42 Persei is a single-lined spectroscopic binary with an orbital period of 1.77 days and an eccentricity of just 0.056. It is a variable star, ranging in brightness from magnitude 5.05 to 5.18, and was assumed at discovery to be a close, but detached, eclipsing variable. Closer studies of the light variations and the orbit have shown that the main brightness changes are due to rotation of the distorted primary star, although it is predicted from the likely inclination of the orbit that shallow eclipses could also occur.

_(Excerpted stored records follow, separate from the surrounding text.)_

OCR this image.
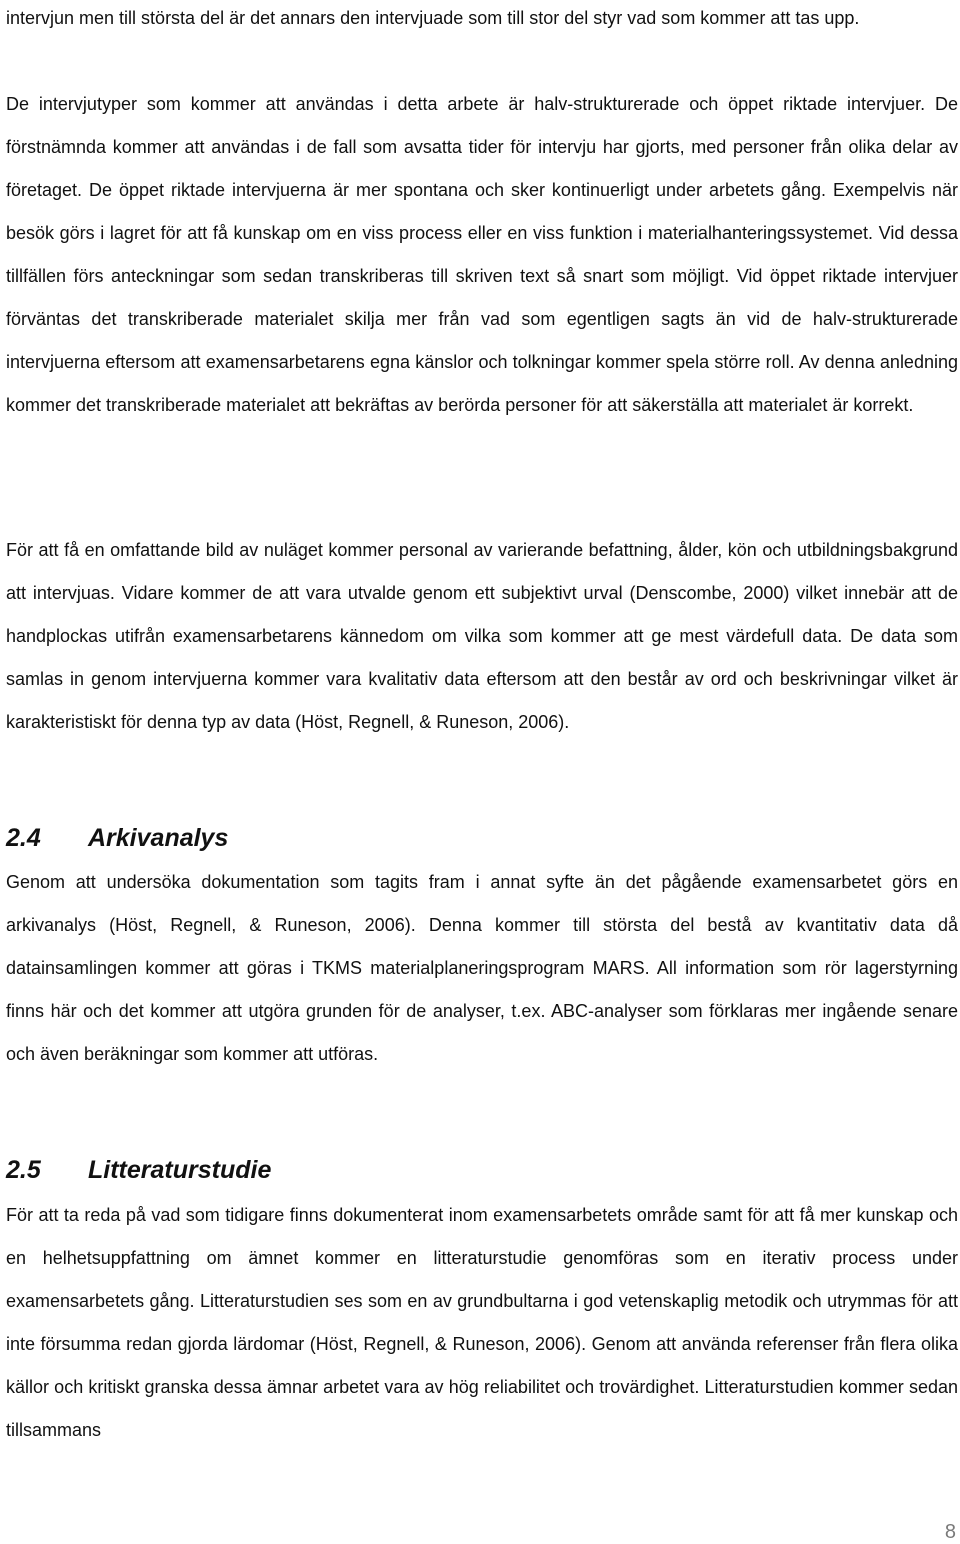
intervjun men till största del är det annars den intervjuade som till stor del styr vad som kommer att tas upp.

De intervjutyper som kommer att användas i detta arbete är halv-strukturerade och öppet riktade intervjuer. De förstnämnda kommer att användas i de fall som avsatta tider för intervju har gjorts, med personer från olika delar av företaget. De öppet riktade intervjuerna är mer spontana och sker kontinuerligt under arbetets gång. Exempelvis när besök görs i lagret för att få kunskap om en viss process eller en viss funktion i materialhanteringssystemet. Vid dessa tillfällen förs anteckningar som sedan transkriberas till skriven text så snart som möjligt. Vid öppet riktade intervjuer förväntas det transkriberade materialet skilja mer från vad som egentligen sagts än vid de halv-strukturerade intervjuerna eftersom att examensarbetarens egna känslor och tolkningar kommer spela större roll. Av denna anledning kommer det transkriberade materialet att bekräftas av berörda personer för att säkerställa att materialet är korrekt.

För att få en omfattande bild av nuläget kommer personal av varierande befattning, ålder, kön och utbildningsbakgrund att intervjuas. Vidare kommer de att vara utvalde genom ett subjektivt urval (Denscombe, 2000) vilket innebär att de handplockas utifrån examensarbetarens kännedom om vilka som kommer att ge mest värdefull data. De data som samlas in genom intervjuerna kommer vara kvalitativ data eftersom att den består av ord och beskrivningar vilket är karakteristiskt för denna typ av data (Höst, Regnell, & Runeson, 2006).

2.4	Arkivanalys

Genom att undersöka dokumentation som tagits fram i annat syfte än det pågående examensarbetet görs en arkivanalys (Höst, Regnell, & Runeson, 2006). Denna kommer till största del bestå av kvantitativ data då datainsamlingen kommer att göras i TKMS materialplaneringsprogram MARS. All information som rör lagerstyrning finns här och det kommer att utgöra grunden för de analyser, t.ex. ABC-analyser som förklaras mer ingående senare och även beräkningar som kommer att utföras.

2.5	Litteraturstudie

För att ta reda på vad som tidigare finns dokumenterat inom examensarbetets område samt för att få mer kunskap och en helhetsuppfattning om ämnet kommer en litteraturstudie genomföras som en iterativ process under examensarbetets gång. Litteraturstudien ses som en av grundbultarna i god vetenskaplig metodik och utrymmas för att inte försumma redan gjorda lärdomar (Höst, Regnell, & Runeson, 2006). Genom att använda referenser från flera olika källor och kritiskt granska dessa ämnar arbetet vara av hög reliabilitet och trovärdighet. Litteraturstudien kommer sedan tillsammans

8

The visible component is an A-type main-sequence star with a stellar classification of A3V; a star that is fusing its core hydrogen. It has been reported as a mild Am star, but this is considered questionable. The star has twice the mass of the Sun and 3.5 times the Sun's radius. It has a high rate of spin, showing a projected rotational velocity of 91 km/s. The star is radiating 59 times the luminosity of the Sun from its photosphere at an effective temperature of 8,892 K. The unseen companion star is likely to be a dim red dwarf with 38% of the Sun's mass.

In Chinese astronomy, 42 Persei is called 天讒, Pinyin: Tiānchán, meaning Celestial Slander, because this star is marking itself and stand alone in Celestial Slander asterism, Hairy Head mansion (see : Chinese constellation).